The world’s oceans have been set to simmer, and the heat is being cranked up. Last year saw the hottest ocean temperatures in recorded history, the sixth consecutive year that this record has been broken, according to new research.
The heating up of our oceans is being primarily driven by the human-caused climate crisis, scientists say, and represents a starkly simple indicator of global heating. While the atmosphere’s temperature is also trending sharply upwards, individual years are less likely to be record-breakers compared with the warming of the oceans.
Last year saw a heat record for the top 2,000 meters of all oceans around the world, despite an ongoing La Niña event, a periodic climatic feature that cools waters in the Pacific.

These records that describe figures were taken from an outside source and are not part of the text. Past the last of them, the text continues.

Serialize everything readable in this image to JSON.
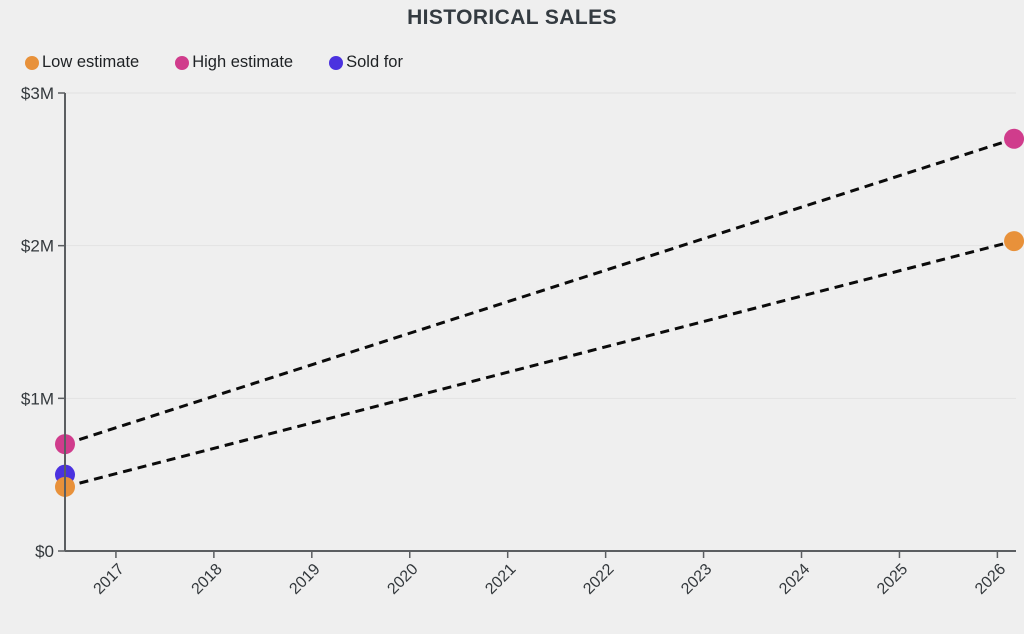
{
  "title": "HISTORICAL SALES",
  "legend": [
    {
      "label": "Low estimate",
      "color": "#E8913A"
    },
    {
      "label": "High estimate",
      "color": "#D03C8C"
    },
    {
      "label": "Sold for",
      "color": "#4B32DF"
    }
  ],
  "colors": {
    "background": "#EFEFEF",
    "axis": "#5B5E61",
    "grid": "#E2E2E2",
    "tick_text": "#33383C",
    "dashed_line": "#0B0B0B"
  },
  "chart_data": {
    "type": "scatter",
    "title": "HISTORICAL SALES",
    "xlabel": "",
    "ylabel": "",
    "grid": "horizontal",
    "legend_position": "top-left",
    "xlim": [
      2016.48,
      2026.19
    ],
    "ylim": [
      0,
      3000000
    ],
    "x_ticks": [
      2017,
      2018,
      2019,
      2020,
      2021,
      2022,
      2023,
      2024,
      2025,
      2026
    ],
    "y_ticks": [
      {
        "value": 0,
        "label": "$0"
      },
      {
        "value": 1000000,
        "label": "$1M"
      },
      {
        "value": 2000000,
        "label": "$2M"
      },
      {
        "value": 3000000,
        "label": "$3M"
      }
    ],
    "series": [
      {
        "name": "High estimate",
        "color": "#D03C8C",
        "line_style": "dashed",
        "points": [
          {
            "x": 2016.48,
            "y": 700000
          },
          {
            "x": 2026.17,
            "y": 2700000
          }
        ]
      },
      {
        "name": "Sold for",
        "color": "#4B32DF",
        "line_style": "none",
        "points": [
          {
            "x": 2016.48,
            "y": 500000
          }
        ]
      },
      {
        "name": "Low estimate",
        "color": "#E8913A",
        "line_style": "dashed",
        "points": [
          {
            "x": 2016.48,
            "y": 420000
          },
          {
            "x": 2026.17,
            "y": 2030000
          }
        ]
      }
    ]
  }
}
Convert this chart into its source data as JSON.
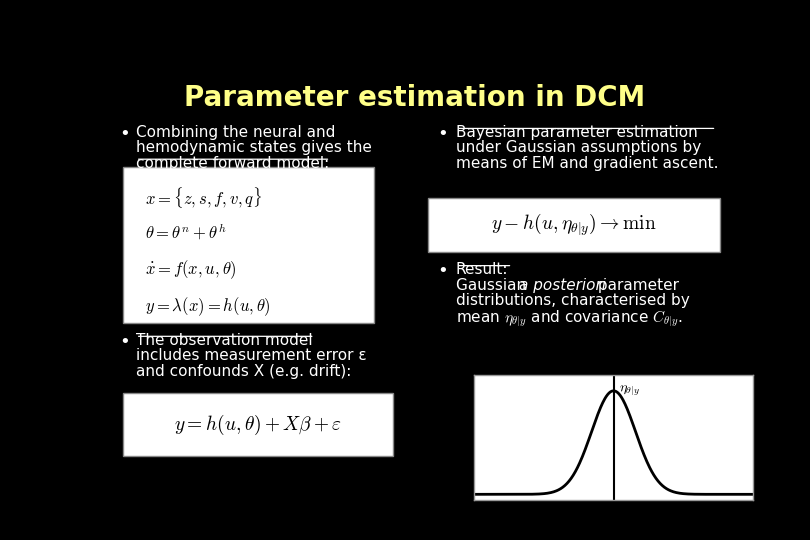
{
  "title": "Parameter estimation in DCM",
  "title_color": "#FFFF88",
  "background_color": "#000000",
  "text_color": "#FFFFFF",
  "box_bg": "#FFFFFF",
  "box_text_color": "#000000",
  "bullet1_line1": "Combining the neural and",
  "bullet1_line2": "hemodynamic states gives the",
  "bullet1_line3": "complete forward model:",
  "bullet2_line1": "The observation model",
  "bullet2_line2": "includes measurement error ε",
  "bullet2_line3": "and confounds X (e.g. drift):",
  "bullet3_line1": "Bayesian parameter estimation",
  "bullet3_line2": "under Gaussian assumptions by",
  "bullet3_line3": "means of EM and gradient ascent.",
  "bullet4_line1": "Result:",
  "bullet4_line2a": "Gaussian ",
  "bullet4_line2b": "a posteriori",
  "bullet4_line2c": " parameter",
  "bullet4_line3": "distributions, characterised by"
}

The 2021 record tops a stretch of modern record-keeping that goes back to 1955. The second hottest year for oceans was 2020, while the third hottest was 2019.
“The ocean heat content is relentlessly increasing, globally, and this is a primary indicator of human-induced climate change,” said Kevin Trenberth, a climate scientist at the National Center for Atmospheric Research in Colorado and co-author of the research, published in Advances in Atmospheric Sciences.
Warmer ocean waters are helping supercharge storms, hurricanes and extreme rainfall, the paper states, which is escalating the risks of severe flooding. Heated ocean water expands and eats away at the vast Greenland and Antarctic ice sheets, which are collectively shedding around 1tn tons of ice a year, with both of these processes fueling sea level rise.